Suggested use of task cards: Print one set of task cards. Pair students together and set up a rotation so that each pair knows who they will hand off their task card to. Give each pair a task card and each student should have his/her own recording sheet to show work and record their answers. Time the students (two to three minutes) and then have them switch the card by passing it to another pair of students in the rotation. With 18 task cards (unless you have a class of 36 or more), you’ll have task cards left over. I usually give the first group a task card from my pile of left-overs and then collect the last task card from the last group in the rotation so that the students don’t have to constantly get up from their seats. This will vary depending on your class size, seating arrangements, class configuration, etc.

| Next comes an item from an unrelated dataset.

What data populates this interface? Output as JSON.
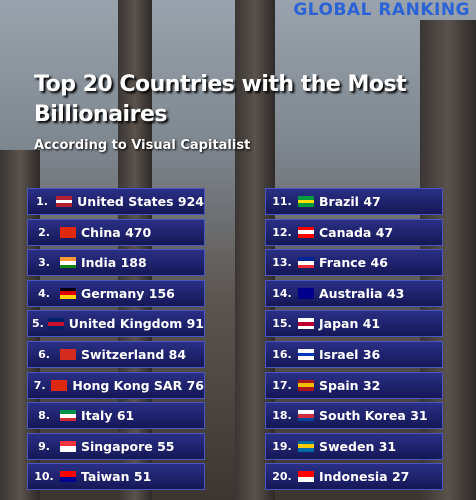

You can also print a set per small group (of 3 or 4 students) and have them go through the task cards together. It’s completely up to you.
Common Core Standards:
Build a function that models a relationship between two quantities.
Write a function that describes a relationship between two quantities.*
(+) Compose functions. For example, if T(y) is the temperature in the atmosphere as a function of height, and h(t) is the height of a weather balloon as a function of time, then T(h(t)) is the temperature at the location of the weather balloon as a function of time.